Augmenting all of this material is a 308-page hardcover book, printed on fine heavy paper, devoted to the artwork, lobby cards, and related visual publicity material -- from all over the world -- on every movie in which Loren ever had a credited role, and also the picture sleeves, publicity stills, sheet music cover images, and other visuals associated with her recording career. Alas, there is no session information or any of the other musical or technical information that Bear Family usually incorporates into its booklets -- most of the '50s session information is likely lost, in any case -- but with its extraordinary array of press materials the book is still easily the equivalent of a $70 item by itself; movie buffs as well as fans of the actress could easily spend days going through it on a first pass, and the sheer range of titles and art will surprise all but the most devoted fans and the most serious scholars.
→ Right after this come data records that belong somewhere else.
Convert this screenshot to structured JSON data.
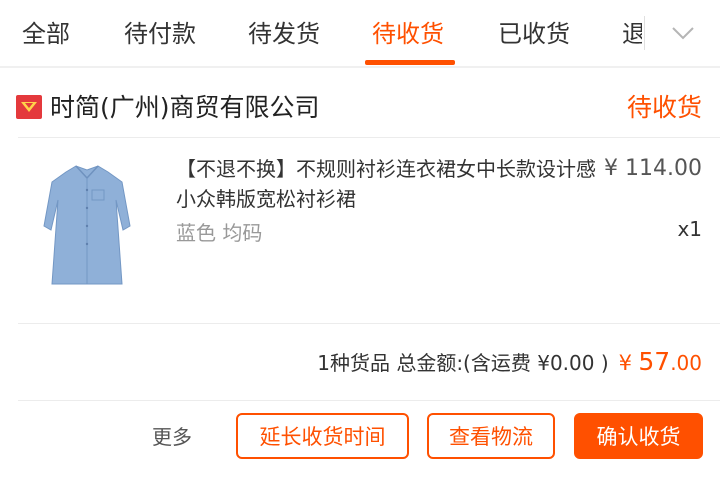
{
  "tabs": [
    {
      "label": "全部"
    },
    {
      "label": "待付款"
    },
    {
      "label": "待发货"
    },
    {
      "label": "待收货"
    },
    {
      "label": "已收货"
    },
    {
      "label": "退"
    }
  ],
  "active_tab": "待收货",
  "order": {
    "shop_name": "时简(广州)商贸有限公司",
    "status": "待收货",
    "item": {
      "title": "【不退不换】不规则衬衫连衣裙女中长款设计感小众韩版宽松衬衫裙",
      "price": "¥ 114.00",
      "spec": "蓝色 均码",
      "quantity": "x1"
    },
    "summary": {
      "text": "1种货品 总金额:(含运费 ¥0.00 )",
      "currency": "¥",
      "amount_int": "57",
      "amount_dec": ".00"
    },
    "actions": {
      "more": "更多",
      "extend": "延长收货时间",
      "logistics": "查看物流",
      "confirm": "确认收货"
    }
  },
  "colors": {
    "accent": "#ff5000",
    "shop_icon": "#e4393c",
    "text": "#333333",
    "muted": "#999999",
    "divider": "#ececec"
  }
}
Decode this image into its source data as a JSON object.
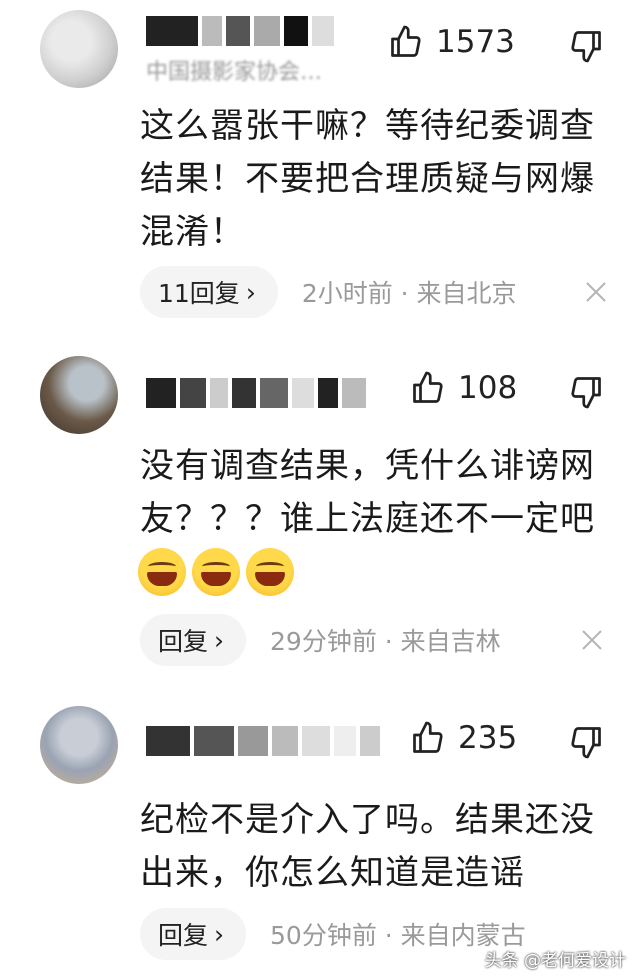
{
  "comments": [
    {
      "author_sub": "中国摄影家协会…",
      "likes": "1573",
      "text": "这么嚣张干嘛？等待纪委调查\n结果！不要把合理质疑与网爆\n混淆！",
      "reply_label": "11回复",
      "reply_chevron": "›",
      "meta": "2小时前 · 来自北京"
    },
    {
      "likes": "108",
      "text": "没有调查结果，凭什么诽谤网\n友？？？谁上法庭还不一定吧",
      "emoji_count": 3,
      "reply_label": "回复",
      "reply_chevron": "›",
      "meta": "29分钟前 · 来自吉林"
    },
    {
      "likes": "235",
      "text": "纪检不是介入了吗。结果还没\n出来，你怎么知道是造谣",
      "reply_label": "回复",
      "reply_chevron": "›",
      "meta": "50分钟前 · 来自内蒙古"
    }
  ],
  "watermark": {
    "text": "头条 @老何爱设计"
  },
  "icons": {
    "like": "thumbs-up-icon",
    "dislike": "thumbs-down-icon",
    "close": "close-icon",
    "emoji": "laughing-emoji-icon"
  }
}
One word of caution for potential purchasers -- Bear Family hasn't skimped on any of the packaging, but the book weighs so much that it should be put on a shelf outside of the box itself, because the latter will split around an edge or two from regular removal and replacement of the book and reshelving. Oh, and Bear Family has lived up to its usual high standards for sound quality, the remasterings all coming out as state-of-the-art with no apologies -- they've also dug up a few interesting outtakes and a funny promotional audio clip issued in Germany in association with the late-'50s movie Houseboat.